INDEPTH: JAMAICA
Portia Simpson Miller: Jamaica's first woman PM
CBC News Online | February 28, 2006

Portia Simpson Miller is greeted by supporters, Feb. 25, 2006. (AP Photo/Collin Reid)
On the weekend when Portia Simpson Miller learned she would be the next prime minister of Jamaica, she offered a simple reason for her many successes in a career that has spanned 30 years in the rough-and-tumble world of Jamaican politics.
"When they see me, they see themselves," she told a reporter. "I think I am a true representative of the majority of Jamaicans."
That she would be the Caribbean nation's first woman prime minister was not lost on her supporters, who played up her gender in the campaign leading up to her election as president of the ruling People's National Party (PNP) – a win that would automatically make her the country's seventh prime minister in March 2006.
"It's Woman Time Now," her campaign declared.
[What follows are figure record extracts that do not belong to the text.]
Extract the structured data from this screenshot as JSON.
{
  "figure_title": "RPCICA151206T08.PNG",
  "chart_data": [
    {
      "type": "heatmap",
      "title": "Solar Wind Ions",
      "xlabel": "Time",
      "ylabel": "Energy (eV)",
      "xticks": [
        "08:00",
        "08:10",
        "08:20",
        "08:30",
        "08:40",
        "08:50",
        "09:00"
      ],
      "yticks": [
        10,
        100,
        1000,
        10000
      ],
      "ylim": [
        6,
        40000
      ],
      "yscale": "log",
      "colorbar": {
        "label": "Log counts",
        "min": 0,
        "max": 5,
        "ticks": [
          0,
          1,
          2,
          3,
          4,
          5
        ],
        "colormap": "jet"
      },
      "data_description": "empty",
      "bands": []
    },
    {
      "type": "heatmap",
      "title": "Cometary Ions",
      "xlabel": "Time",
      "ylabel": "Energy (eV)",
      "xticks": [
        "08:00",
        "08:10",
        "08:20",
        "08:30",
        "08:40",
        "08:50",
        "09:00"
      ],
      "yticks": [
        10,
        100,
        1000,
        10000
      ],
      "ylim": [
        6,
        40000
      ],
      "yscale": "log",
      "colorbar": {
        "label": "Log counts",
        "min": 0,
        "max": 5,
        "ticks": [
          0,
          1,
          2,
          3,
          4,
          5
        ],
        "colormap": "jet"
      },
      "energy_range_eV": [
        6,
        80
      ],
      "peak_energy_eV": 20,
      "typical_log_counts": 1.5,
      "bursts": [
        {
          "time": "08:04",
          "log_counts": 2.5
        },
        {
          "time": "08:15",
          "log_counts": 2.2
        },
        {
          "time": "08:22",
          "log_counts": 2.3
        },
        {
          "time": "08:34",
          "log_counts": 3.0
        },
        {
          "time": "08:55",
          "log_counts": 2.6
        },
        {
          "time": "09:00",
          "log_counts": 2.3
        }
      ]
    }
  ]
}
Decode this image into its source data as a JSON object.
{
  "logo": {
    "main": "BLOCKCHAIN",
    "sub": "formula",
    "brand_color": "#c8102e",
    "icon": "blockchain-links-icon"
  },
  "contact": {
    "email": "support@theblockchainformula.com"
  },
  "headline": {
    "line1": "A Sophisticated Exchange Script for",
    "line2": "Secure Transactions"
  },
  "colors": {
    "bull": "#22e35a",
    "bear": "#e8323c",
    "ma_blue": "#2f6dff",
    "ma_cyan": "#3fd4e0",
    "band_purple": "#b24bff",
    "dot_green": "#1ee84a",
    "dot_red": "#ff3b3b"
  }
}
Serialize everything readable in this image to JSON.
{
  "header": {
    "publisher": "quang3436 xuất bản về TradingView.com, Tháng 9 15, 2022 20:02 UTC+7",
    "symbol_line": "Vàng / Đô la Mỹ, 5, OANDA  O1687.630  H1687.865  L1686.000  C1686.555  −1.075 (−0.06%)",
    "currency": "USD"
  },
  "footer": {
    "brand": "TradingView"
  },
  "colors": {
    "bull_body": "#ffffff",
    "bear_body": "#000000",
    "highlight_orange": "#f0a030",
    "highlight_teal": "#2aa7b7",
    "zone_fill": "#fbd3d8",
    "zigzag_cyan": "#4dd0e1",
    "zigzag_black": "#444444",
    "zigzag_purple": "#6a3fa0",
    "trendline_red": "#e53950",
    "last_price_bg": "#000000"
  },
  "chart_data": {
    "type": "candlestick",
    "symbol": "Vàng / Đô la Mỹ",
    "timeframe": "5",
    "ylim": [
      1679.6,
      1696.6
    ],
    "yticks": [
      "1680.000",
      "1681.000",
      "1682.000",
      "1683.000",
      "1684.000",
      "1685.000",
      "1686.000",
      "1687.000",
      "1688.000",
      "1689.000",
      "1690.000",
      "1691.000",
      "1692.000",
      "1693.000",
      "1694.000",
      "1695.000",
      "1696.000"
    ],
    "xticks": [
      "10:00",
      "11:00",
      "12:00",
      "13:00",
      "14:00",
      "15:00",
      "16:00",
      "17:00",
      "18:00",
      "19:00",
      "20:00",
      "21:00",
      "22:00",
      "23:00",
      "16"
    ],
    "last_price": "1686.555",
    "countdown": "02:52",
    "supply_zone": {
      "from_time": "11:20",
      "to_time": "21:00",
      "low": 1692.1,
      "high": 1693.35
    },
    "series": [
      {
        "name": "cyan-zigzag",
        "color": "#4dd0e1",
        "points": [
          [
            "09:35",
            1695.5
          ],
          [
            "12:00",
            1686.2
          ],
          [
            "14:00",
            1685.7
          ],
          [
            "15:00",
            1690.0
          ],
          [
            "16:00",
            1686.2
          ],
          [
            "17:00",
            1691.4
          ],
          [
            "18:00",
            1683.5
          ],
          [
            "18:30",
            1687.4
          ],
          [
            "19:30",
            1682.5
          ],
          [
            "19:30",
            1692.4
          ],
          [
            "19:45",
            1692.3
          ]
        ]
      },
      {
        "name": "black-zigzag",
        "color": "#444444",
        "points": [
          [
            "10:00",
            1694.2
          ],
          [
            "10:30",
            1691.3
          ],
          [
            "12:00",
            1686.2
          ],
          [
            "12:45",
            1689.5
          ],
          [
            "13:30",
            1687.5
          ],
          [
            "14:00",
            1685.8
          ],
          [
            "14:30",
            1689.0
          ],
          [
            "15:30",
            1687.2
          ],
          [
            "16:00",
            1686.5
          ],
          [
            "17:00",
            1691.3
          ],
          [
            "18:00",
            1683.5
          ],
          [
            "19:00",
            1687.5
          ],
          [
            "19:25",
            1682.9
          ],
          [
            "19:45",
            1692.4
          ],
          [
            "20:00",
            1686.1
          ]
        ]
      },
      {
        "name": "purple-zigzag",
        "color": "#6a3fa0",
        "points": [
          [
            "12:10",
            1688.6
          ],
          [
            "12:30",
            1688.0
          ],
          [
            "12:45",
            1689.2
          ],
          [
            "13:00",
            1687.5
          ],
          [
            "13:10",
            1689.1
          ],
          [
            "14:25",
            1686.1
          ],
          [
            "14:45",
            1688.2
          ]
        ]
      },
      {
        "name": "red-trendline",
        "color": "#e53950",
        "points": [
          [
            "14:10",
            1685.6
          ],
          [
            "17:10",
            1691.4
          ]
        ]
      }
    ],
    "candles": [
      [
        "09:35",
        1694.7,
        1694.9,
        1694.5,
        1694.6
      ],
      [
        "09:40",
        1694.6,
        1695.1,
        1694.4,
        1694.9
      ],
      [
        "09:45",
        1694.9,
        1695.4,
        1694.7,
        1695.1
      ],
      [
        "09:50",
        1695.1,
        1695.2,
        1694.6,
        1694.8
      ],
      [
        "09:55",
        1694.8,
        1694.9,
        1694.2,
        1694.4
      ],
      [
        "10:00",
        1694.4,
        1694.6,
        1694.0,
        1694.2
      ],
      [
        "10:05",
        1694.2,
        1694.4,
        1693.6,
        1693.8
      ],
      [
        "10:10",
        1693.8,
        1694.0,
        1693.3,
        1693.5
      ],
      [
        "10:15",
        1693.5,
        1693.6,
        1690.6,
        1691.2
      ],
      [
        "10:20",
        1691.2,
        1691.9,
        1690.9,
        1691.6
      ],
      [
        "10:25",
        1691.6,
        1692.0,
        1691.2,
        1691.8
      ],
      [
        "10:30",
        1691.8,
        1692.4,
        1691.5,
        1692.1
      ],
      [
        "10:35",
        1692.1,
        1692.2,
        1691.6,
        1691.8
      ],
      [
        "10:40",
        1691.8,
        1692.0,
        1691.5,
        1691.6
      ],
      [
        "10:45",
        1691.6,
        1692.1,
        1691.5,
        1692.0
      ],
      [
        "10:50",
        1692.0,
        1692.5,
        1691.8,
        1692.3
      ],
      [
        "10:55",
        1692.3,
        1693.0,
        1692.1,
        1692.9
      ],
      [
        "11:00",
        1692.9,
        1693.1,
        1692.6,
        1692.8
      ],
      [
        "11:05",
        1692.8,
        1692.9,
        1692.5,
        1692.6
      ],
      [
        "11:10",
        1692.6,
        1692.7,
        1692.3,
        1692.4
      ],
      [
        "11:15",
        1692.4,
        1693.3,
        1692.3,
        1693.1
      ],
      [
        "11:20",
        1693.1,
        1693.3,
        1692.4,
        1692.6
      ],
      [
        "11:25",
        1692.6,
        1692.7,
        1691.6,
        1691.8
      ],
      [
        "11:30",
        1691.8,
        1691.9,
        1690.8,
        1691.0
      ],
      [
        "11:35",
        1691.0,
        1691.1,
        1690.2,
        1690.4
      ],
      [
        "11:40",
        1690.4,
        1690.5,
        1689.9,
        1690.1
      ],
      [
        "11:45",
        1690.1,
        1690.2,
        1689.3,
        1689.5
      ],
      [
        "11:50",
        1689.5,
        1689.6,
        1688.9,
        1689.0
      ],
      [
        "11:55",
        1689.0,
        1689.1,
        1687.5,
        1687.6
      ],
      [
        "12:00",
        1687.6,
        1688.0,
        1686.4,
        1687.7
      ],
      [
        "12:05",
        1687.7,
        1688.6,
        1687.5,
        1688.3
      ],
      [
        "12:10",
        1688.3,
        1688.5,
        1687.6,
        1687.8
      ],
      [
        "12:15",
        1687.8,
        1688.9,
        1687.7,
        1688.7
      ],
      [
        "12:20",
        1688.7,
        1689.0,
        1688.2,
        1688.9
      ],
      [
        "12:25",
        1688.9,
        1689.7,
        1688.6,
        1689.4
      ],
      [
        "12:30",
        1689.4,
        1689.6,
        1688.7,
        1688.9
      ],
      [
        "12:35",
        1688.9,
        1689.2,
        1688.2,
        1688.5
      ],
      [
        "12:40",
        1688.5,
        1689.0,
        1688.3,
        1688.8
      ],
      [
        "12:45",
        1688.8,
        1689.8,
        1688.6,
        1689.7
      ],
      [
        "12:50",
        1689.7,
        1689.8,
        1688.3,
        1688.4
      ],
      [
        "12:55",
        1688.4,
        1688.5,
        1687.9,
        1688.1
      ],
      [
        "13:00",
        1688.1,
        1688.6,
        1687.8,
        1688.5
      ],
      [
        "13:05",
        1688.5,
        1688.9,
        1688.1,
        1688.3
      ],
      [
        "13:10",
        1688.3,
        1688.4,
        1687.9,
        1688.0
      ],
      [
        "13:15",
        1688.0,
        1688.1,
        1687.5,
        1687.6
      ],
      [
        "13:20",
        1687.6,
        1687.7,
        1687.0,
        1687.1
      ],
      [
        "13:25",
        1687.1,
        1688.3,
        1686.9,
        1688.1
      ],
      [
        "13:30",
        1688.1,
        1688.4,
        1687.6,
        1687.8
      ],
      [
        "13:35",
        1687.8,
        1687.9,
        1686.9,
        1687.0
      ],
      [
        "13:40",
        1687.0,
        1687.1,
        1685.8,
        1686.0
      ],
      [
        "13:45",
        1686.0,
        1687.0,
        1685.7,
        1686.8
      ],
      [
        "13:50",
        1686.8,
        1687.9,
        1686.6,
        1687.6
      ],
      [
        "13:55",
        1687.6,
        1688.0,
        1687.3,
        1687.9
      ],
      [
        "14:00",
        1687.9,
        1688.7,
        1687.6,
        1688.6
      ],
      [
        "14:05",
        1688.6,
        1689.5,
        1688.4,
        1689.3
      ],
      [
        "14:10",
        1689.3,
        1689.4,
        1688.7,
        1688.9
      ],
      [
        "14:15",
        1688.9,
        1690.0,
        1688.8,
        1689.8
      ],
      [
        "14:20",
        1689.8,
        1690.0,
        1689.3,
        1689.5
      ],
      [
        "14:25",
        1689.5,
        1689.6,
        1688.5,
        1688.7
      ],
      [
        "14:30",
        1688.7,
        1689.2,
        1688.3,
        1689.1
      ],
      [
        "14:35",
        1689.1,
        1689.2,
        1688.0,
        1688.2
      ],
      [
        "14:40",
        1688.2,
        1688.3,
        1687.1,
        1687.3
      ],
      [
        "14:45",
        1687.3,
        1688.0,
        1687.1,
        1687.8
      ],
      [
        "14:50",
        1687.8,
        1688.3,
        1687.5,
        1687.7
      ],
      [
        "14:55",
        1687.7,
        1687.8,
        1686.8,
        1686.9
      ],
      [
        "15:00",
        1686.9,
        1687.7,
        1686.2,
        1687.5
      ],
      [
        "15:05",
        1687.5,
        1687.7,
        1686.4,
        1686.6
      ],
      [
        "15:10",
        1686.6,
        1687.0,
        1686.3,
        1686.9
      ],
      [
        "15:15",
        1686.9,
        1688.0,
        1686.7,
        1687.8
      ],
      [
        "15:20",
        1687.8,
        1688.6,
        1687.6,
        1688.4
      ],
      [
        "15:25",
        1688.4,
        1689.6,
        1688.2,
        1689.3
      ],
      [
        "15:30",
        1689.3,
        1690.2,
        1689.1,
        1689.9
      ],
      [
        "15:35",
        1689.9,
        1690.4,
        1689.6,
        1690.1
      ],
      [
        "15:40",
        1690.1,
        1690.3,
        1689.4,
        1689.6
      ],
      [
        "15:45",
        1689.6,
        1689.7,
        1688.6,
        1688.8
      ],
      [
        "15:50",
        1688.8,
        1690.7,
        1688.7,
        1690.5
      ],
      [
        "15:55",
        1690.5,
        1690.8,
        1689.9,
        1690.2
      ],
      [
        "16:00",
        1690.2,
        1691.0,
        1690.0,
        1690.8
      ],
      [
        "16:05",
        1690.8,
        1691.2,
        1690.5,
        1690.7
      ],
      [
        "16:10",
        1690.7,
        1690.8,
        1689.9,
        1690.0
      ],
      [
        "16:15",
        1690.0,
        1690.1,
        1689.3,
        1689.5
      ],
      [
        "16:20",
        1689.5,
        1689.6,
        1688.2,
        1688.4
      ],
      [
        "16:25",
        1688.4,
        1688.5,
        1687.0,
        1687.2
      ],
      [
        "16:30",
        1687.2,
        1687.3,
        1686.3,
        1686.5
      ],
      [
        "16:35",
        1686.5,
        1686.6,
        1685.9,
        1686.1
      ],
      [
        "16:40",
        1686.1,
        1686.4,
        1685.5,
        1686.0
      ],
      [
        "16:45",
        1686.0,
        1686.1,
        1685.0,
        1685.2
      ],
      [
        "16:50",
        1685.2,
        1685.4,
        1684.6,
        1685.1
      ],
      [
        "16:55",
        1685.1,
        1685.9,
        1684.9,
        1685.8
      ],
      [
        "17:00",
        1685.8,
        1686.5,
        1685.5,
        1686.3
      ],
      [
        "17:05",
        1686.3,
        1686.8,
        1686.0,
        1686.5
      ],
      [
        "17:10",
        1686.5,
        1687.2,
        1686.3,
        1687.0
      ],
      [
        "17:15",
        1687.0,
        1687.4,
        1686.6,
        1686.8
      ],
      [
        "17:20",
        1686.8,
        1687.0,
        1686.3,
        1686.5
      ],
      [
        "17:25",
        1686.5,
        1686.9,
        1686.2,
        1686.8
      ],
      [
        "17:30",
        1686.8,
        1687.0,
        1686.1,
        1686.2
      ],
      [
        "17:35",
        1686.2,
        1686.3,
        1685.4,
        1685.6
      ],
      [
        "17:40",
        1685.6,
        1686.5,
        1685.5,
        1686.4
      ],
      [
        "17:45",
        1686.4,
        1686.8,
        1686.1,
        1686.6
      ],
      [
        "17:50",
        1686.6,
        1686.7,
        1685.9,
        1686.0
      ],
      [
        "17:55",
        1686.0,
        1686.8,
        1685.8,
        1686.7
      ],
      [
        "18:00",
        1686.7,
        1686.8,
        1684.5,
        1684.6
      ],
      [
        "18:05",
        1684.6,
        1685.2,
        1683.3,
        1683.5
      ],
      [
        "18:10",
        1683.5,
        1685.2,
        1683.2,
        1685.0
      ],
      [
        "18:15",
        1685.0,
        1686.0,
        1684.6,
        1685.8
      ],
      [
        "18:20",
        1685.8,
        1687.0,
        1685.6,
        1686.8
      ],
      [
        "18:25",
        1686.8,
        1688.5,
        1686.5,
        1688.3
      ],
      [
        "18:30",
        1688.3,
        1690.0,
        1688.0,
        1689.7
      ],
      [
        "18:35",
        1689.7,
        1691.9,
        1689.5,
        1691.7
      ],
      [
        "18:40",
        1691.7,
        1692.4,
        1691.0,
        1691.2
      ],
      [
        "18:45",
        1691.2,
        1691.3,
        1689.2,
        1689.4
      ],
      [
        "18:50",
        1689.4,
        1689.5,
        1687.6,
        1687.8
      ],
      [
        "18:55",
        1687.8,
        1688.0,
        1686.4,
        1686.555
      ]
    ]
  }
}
And when delegates picked her as the winner in the race for the party presidency, the Miami Herald reported that the reggae tunes, "The Strength of a Woman" and "Thank You Momma" were booming in the background.
Portia Simpson Miller was drawn to politics in the early 1970s (when she was known as Portia Simpson) by the man who was leading the PNP at the time – the charismatic Michael Manley, Jamaica's fifth PM. Manley was a socialist who tried to narrow the wide gap between rich and poor – a goal Simpson shares. She was a fiery speaker, known for her ability to stir crowds.
She won election in a local government race in 1972 and entered national politics four years later, as the MP running on the PNP ticket. She won every election she contested after that and was appointed to Manley's cabinet. When an ailing Manley stepped down in 1992, she tried to replace him but lost badly to P.J. Patterson. But her popularity soared and he appointed her to his first cabinet and re-appointed her in subsequent shuffles.
She married Errald Miller in 1998 and added his surname to hers.
Simpson Miller has her detractors, both inside and outside the party she now leads. The Jamaican media have sometimes accused her of not being bright enough. She tried to address that by heading off to a college in Florida for a degree in public administration.
The ministries she presided over have sometimes been embroiled in controversy. In 2005, she came under fierce attack for a major scandal in a waste management authority under her jurisdiction. But she remained enormously popular, with some polls showing her as the most popular politician in the country. Jamaicans identified with her working-class rural roots.
Her challenges as the head of government are immediate and daunting. Jamaica's drug and violent crime problem is immense, with more than 1,600 murders in 2005. She has promised to make that her first priority and outlined a six-step program to break the influence of gangs. And then there's the economy. Jamaica's national debt exceeds its annual GDP. Inflation and unemployment are high.
Jamaicans will have more than a year to assess her performance as prime minister before the country's next election expected in late 2007.